Saturday, 13 July 2013

More Than a Talisman

I have been entrusted with a symbol to carry, against insurmountable odds, which translates a message of Hope. For a time I have forgotten the power of this truth and let down my defences. Chasing away the might from within and wallowing in defeat rather than in victory, I broke strength for a time. Now it is a glimpse of future that reminds me of valour. It is a phenomenon only courage can decipher   . 
In humility I admit my faults and release the blame I have warn like scars, holding back life. These hurts were like trophies parading on my chest, weighted shame blinding Love's name. Lending more merit to grief than joy I let my pride speak for me, replacing my real guide toward something greater than my battle wounds, with fear.
Tonight, the image of a flag ensured in me the will I forgot I posses. A banner bridging what has come to an end, in my own failing humanity, with the key to more than second chances. A symbol of Grace. Waved high beyond all cost, in a sky where freedom is sought, from the chains that bind me to hope deferred and what is lost.
The flight of this freedom flag draws tears to the surface of my hearts crust, softening the path of the mountains I have been empowered to climb, watering the wasteland and equipping me with power to move such obstacles with might and mercy. I am not fully there yet in reaching the potential I carry to make a difference for more than good, for Love's sake. I believe I am only just beginning to see the capability I am granted in the choices I do or do not make. The responsibility to change.

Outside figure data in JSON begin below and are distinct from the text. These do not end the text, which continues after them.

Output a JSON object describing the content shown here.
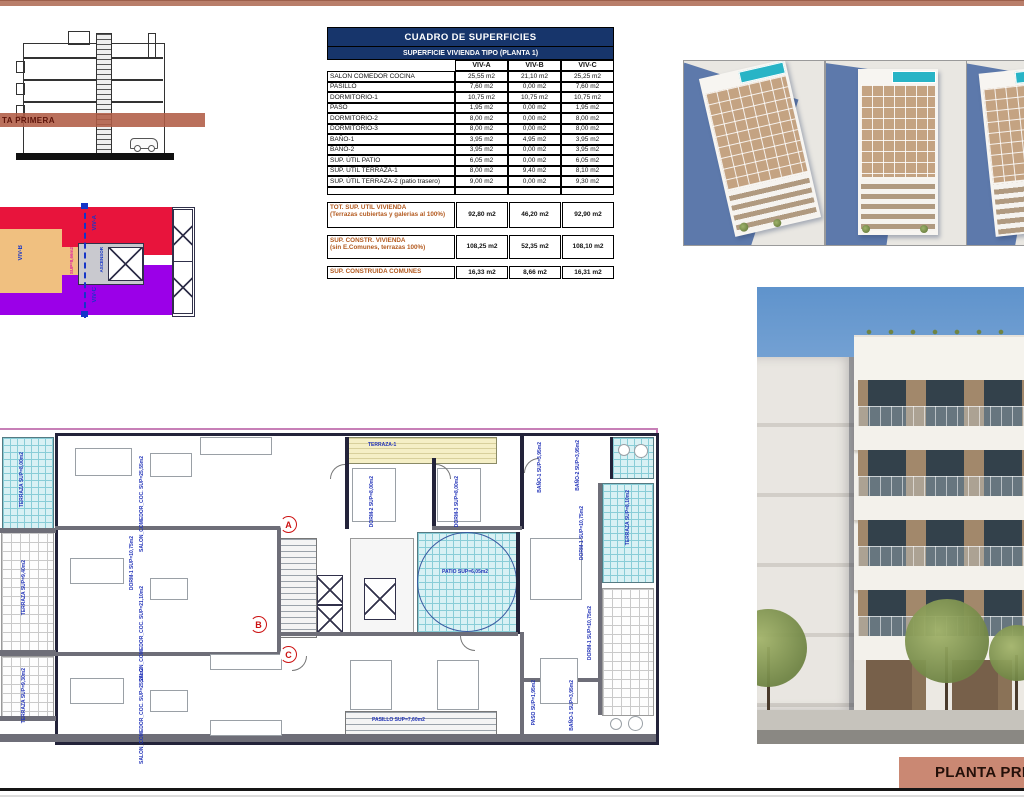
{
  "section_drawing": {
    "band_label": "TA PRIMERA"
  },
  "key_plan": {
    "units": [
      {
        "label": "VIV-A",
        "color": "#e8143c"
      },
      {
        "label": "VIV-B",
        "color": "#f0c080"
      },
      {
        "label": "VIV-C",
        "color": "#9b00e8"
      }
    ],
    "core_labels": [
      "ASCENSOR",
      "SUP=8,66m2"
    ]
  },
  "table": {
    "title": "CUADRO DE SUPERFICIES",
    "subtitle": "SUPERFICIE VIVIENDA TIPO  (PLANTA 1)",
    "columns": [
      "VIV-A",
      "VIV-B",
      "VIV-C"
    ],
    "rows": [
      {
        "label": "SALON COMEDOR COCINA",
        "a": "25,55 m2",
        "b": "21,10 m2",
        "c": "25,25 m2"
      },
      {
        "label": "PASILLO",
        "a": "7,60 m2",
        "b": "0,00 m2",
        "c": "7,60 m2"
      },
      {
        "label": "DORMITORIO-1",
        "a": "10,75 m2",
        "b": "10,75 m2",
        "c": "10,75 m2"
      },
      {
        "label": "PASO",
        "a": "1,95 m2",
        "b": "0,00 m2",
        "c": "1,95 m2"
      },
      {
        "label": "DORMITORIO-2",
        "a": "8,00 m2",
        "b": "0,00 m2",
        "c": "8,00 m2"
      },
      {
        "label": "DORMITORIO-3",
        "a": "8,00 m2",
        "b": "0,00 m2",
        "c": "8,00 m2"
      },
      {
        "label": "BAÑO-1",
        "a": "3,95 m2",
        "b": "4,95 m2",
        "c": "3,95 m2"
      },
      {
        "label": "BAÑO-2",
        "a": "3,95 m2",
        "b": "0,00 m2",
        "c": "3,95 m2"
      },
      {
        "label": "SUP. ÚTIL PATIO",
        "a": "6,05 m2",
        "b": "0,00 m2",
        "c": "6,05 m2"
      },
      {
        "label": "SUP. ÚTIL TERRAZA-1",
        "a": "8,00 m2",
        "b": "9,40 m2",
        "c": "8,10 m2"
      },
      {
        "label": "SUP. ÚTIL TERRAZA-2 (patio trasero)",
        "a": "9,00 m2",
        "b": "0,00 m2",
        "c": "9,30 m2"
      }
    ],
    "summary": [
      {
        "label": "TOT. SUP. UTIL VIVIENDA",
        "note": "(Terrazas cubiertas y galerias al 100%)",
        "a": "92,80 m2",
        "b": "46,20 m2",
        "c": "92,90 m2"
      },
      {
        "label": "SUP. CONSTR. VIVIENDA",
        "note": "(sin E.Comunes, terrazas 100%)",
        "a": "108,25 m2",
        "b": "52,35 m2",
        "c": "108,10 m2"
      },
      {
        "label": "SUP. CONSTRUIDA COMUNES",
        "note": "",
        "a": "16,33 m2",
        "b": "8,66 m2",
        "c": "16,31 m2"
      }
    ]
  },
  "floor_plan": {
    "labels": [
      "TERRAZA SUP=8,00m2",
      "SALON_COMEDOR_COC. SUP=25,55m2",
      "DORM-1 SUP=10,75m2",
      "SALON_COMEDOR_COC. SUP=21,10m2",
      "SALON_COMEDOR_COC. SUP=25,25m2",
      "TERRAZA SUP=9,40m2",
      "TERRAZA SUP=9,30m2",
      "TERRAZA-1",
      "DORM-2 SUP=8,00m2",
      "DORM-3 SUP=8,00m2",
      "BAÑO-1 SUP=3,95m2",
      "BAÑO-2 SUP=3,95m2",
      "DORM-1 SUP=10,75m2",
      "TERRAZA SUP=8,10m2",
      "PATIO SUP=6,05m2",
      "PASO SUP=1,95m2",
      "BAÑO-1 SUP=3,95m2",
      "DORM-1 SUP=10,75m2",
      "PASILLO SUP=7,60m2"
    ],
    "unit_markers": [
      "A",
      "B",
      "C"
    ]
  },
  "title_block": {
    "label": "PLANTA PRIMERA"
  },
  "colors": {
    "accent_bar": "#b97e6a",
    "table_header": "#17356b",
    "summary_text": "#b35a1f",
    "band": "#b25c46",
    "plan_terrace": "#d8f1f4",
    "plan_label": "#2233b8",
    "marker_red": "#cc1111"
  }
}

Braving the scoring of all rough edges, which wrap around my heart like scars, as shame and pride are welcomed to camp and steel portions of my ownership of what is noble and pure within. I open my fist and release the vice grip of pain as I reach out and surrender all that attempts label me as "captive". In this act I learn to cherish the invitation of flag bearer, bidding lingering doubt to fall down with the piercing crack of wind, as life takes flight again.